The St. George and Melbourne Institute household financial conditions index decreased 7.9% to 122.2 in March, which is 1.8% below its value a year ago.
The proportion of households adding to their savings decreased four percentage points while the proportion of households that were drawing on their savings reached the highest level in nearly 20 years at 15.6%.
It shows a marked change from the previous quarter, which recorded the biggest annual improvement in financial conditions for Australian households since the survey first launched nearly 20 years ago.
The index increased 4.3% in December to 132.6, the highest level since 2009. That result was the fourth consecutive quarter increase and a rise of 9.3% over 2013.
But the research authors, after surveying 1200 respondents, put the deterioration in household financial conditions in this quarter down to more households drawing on their savings, and said Australians were easing their consumer caution which will help support economic growth.

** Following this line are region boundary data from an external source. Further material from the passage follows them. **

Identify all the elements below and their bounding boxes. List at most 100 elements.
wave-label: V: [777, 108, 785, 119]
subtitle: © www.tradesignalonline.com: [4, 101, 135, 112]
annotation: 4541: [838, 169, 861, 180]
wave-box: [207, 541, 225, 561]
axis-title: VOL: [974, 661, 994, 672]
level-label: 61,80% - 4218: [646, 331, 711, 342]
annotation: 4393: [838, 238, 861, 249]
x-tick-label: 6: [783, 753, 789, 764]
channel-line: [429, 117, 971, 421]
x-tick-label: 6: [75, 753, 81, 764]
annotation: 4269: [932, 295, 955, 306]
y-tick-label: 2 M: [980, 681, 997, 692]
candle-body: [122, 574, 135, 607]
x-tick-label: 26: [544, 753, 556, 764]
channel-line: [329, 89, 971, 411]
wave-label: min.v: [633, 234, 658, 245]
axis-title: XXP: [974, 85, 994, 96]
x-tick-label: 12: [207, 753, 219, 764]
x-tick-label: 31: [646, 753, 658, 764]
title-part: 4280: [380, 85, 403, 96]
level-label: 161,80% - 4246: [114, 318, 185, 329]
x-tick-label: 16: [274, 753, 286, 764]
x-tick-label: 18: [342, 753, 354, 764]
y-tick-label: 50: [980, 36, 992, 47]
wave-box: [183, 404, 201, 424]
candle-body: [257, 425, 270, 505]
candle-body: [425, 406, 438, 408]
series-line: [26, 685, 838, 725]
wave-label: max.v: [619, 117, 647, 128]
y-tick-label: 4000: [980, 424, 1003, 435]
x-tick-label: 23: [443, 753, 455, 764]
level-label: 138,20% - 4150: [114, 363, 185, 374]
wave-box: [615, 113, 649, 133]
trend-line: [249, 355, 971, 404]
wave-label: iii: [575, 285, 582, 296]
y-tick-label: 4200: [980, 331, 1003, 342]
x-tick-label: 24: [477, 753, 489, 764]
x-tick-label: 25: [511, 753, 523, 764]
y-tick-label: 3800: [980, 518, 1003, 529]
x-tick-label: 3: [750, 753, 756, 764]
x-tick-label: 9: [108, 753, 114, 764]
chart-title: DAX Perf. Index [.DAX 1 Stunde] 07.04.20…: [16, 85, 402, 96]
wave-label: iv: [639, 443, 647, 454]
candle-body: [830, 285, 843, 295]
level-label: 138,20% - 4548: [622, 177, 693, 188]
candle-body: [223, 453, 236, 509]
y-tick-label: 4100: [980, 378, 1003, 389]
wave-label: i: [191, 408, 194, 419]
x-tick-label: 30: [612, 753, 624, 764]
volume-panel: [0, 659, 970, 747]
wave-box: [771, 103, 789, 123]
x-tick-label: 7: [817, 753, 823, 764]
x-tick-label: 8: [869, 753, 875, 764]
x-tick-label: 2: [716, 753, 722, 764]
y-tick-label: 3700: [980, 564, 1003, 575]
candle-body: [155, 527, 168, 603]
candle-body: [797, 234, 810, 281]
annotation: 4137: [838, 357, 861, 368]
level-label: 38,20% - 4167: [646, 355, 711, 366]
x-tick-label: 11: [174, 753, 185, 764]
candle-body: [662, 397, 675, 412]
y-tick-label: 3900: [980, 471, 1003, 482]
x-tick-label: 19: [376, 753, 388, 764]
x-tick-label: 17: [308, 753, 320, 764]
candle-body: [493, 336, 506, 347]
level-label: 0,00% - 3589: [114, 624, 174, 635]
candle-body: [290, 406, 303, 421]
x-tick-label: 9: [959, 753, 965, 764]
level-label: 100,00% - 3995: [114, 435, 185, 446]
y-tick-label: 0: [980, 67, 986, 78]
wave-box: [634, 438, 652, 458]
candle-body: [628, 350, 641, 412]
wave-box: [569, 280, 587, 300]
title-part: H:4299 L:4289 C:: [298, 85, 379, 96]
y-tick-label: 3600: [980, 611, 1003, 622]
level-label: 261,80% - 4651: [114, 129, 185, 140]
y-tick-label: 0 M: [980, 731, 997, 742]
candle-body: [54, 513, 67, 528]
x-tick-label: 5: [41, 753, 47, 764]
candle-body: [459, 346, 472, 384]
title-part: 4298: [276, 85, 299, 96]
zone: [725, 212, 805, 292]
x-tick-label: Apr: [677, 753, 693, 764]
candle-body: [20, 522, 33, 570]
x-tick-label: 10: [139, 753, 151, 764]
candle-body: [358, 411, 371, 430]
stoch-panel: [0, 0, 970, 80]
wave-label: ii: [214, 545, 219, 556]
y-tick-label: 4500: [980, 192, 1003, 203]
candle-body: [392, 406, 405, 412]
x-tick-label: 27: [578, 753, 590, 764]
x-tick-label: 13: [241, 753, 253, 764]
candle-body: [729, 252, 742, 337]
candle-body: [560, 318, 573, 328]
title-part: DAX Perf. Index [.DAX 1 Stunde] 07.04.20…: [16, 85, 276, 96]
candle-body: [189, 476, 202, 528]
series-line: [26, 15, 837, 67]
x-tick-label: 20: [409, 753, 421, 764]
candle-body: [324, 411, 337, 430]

“What we’re hearing from our customers is that they’ve been focused on saving money and reducing their levels of debt since the global financial crisis. They now feel they are in a better position to spend more, especially with low interest rates helping them to save money. However, Australians are still taking a cautious approach to their spending overall,” St. George retail banking general manager Andy Fell said.
Nearly four in five of Australian households remain in a stable financial position, although there was a decline of 5.9% on the previous quarter. During March, 44.6% of households put savings away.
The proportion of households holding mortgages rose to 40.2% in March, corresponding with stronger demand for housing.
But those trying to save for a mortgage may be thwarted still – renters experienced a decrease in their financial conditions, dropping a further 2.5% in March after a 9.1% decline in December, as rents continue to increase.